Puy-de-Dôme : pourquoi le syndicat de traitement des déchets s'oppose à la consigne sur les bouteilles en plastique

Au centre de tri Echalier, à Clermont-Ferrand, dans le Puy-de-Dôme, le Syndicat pour la valorisation et le traitement des déchets ménagers, Valtom, recycle des bouteilles plastiques et des canettes. En France, le collectivités collectent près de 80 % des bouteilles plastiques mises sur le marché. / © C. Lamorelle / France 3 Auvergne
Au centre de tri Echalier, à Clermont-Ferrand, dans le Puy-de-Dôme, le Syndicat pour la valorisation et le traitement des déchets ménagers, Valtom, recycle des bouteilles plastiques et des canettes. En France, le collectivités collectent près de 80 % des bouteilles plastiques mises sur le marché. / © C. Lamorelle / France 3 Auvergne

Consigner ses bouteilles en plastique ou ses canettes métalliques pourrait faire son retour. Le  Syndicat pour la valorisation et le traitement des déchets ménagers, Valtom, du Puy-de-Dôme s’est insurgé contre ce projet de loi mardi 17 septembre.
 

Par Aurélie Albert

Consigner ses bouteilles en plastique ou ses canettes métalliques pourrait revenir au goût du jour en France. C’est l’une des mesures envisagées dans le projet de loi gouvernemental « anti-gaspillage », qui doit être examiné par les parlementaires à la fin du mois de septembre. 
Le principe est simple et existait déjà en France dans les années 60 : le consommateur ira acheter une bouteille d’eau en plastique ou une canette de soda métallique. Une consigne sera appliquée sur le prix : environ 10 à 20 centimes de plus. Après utilisation, les consommateurs pourront mettre les bouteilles en plastique et les canettes dans des boites de déconsigne.
 

Des commerces de proximité impactés

Pour les élus du Syndicat de valorisation et de traitement des déchets ménagers, Valtom, du Puy-de-Dôme, réunis mardi 17 septembre, c’est une erreur environnementale, économique et sociale. « Le consommateur va devoir acheter 15 à 20 centimes de plus, il va falloir amener ces bouteilles en plastique au supermarché pour les déconsigner, il faudra qu’ils prennent leur voiture. Et le commerce de proximité n’aura pas ces boites de déconsigne », explique Olivier Mezzalira, directeur du Valtom.
 

Vers une augmentation de la fiscalité ?

Les élus demandent le maintien du système actuel qui consiste à collecter l’ensemble des déchets recyclables dans le bac jaune dédié pour être ensuite orientés au centre de tri, mise en balles et envoyés vers leurs filières de recyclage. Avec ce système, les collectivités françaises collectent près de 80 % de bouteilles en plastique mises sur le marché et pourraient atteindre les 90 % d’ici 2021.

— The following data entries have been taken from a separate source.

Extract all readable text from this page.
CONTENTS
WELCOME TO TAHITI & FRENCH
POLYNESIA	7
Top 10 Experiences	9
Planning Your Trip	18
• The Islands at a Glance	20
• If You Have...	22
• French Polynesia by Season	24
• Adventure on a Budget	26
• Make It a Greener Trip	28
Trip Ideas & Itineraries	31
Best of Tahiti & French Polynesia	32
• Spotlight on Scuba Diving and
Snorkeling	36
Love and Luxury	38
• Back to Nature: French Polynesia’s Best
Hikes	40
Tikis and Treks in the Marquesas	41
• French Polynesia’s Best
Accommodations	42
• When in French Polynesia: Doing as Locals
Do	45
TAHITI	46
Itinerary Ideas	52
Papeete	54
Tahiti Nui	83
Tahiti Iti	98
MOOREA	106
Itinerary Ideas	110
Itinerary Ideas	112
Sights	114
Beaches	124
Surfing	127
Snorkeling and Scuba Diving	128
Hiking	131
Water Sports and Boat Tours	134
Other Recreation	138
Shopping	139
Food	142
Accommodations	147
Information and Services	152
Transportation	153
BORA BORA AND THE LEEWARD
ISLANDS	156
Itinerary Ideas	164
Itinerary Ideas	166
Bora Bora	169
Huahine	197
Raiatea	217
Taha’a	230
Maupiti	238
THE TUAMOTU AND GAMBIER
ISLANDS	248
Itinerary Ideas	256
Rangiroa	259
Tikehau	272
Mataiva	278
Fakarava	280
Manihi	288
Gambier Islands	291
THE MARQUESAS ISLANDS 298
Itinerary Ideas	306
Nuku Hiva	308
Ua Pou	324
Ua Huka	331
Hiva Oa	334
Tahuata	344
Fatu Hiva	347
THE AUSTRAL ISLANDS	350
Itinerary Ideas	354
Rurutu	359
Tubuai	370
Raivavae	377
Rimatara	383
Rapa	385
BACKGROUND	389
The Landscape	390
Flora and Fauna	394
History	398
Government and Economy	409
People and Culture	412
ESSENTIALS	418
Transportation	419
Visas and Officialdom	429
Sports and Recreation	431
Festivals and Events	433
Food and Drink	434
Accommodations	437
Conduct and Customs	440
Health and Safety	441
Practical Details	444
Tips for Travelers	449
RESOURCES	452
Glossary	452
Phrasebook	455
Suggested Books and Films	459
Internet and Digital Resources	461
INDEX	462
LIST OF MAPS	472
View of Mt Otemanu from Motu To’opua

« Nous étions en train de mettre en place les consignes de tri sur l’ensemble des emballages comme le demande le projet de loi de 2015. Ce système de consignes n’aura que pour but d’augmenter la facture des usagers et du contribuable. Ces bouteilles en plastique et ces canettes sont des recettes pour nos budgets, qui équilibrent les budgets des collectivités locales. Cette perte de recette va inévitablement se répercuter sur l'augmentation de la fiscalité », ajoute Laurent Battut, président du Valtom. 
 

Interdire le plastique non-recyclable

Pour l’association UFC Que choisir, le projet de consigne serait une fausse bonne idée. « Il faut s’interroger beaucoup plus sur le devenir, sur l’utilisation et sur fabrication des plastiques, insiste Gérard Quenot, de l’association UFC Que choisir du Puy-de-Dôme. Et il faudrait déjà interdire le plastique qui n’est pas recyclable. C’est une idée-gadget. Il va y avoir un impact sur la redevance des ordures ménagères »

D’autres syndicats de valorisation des déchets s’opposent à cette mesure, que le gouvernement espère voir appliquée d’ici 2022.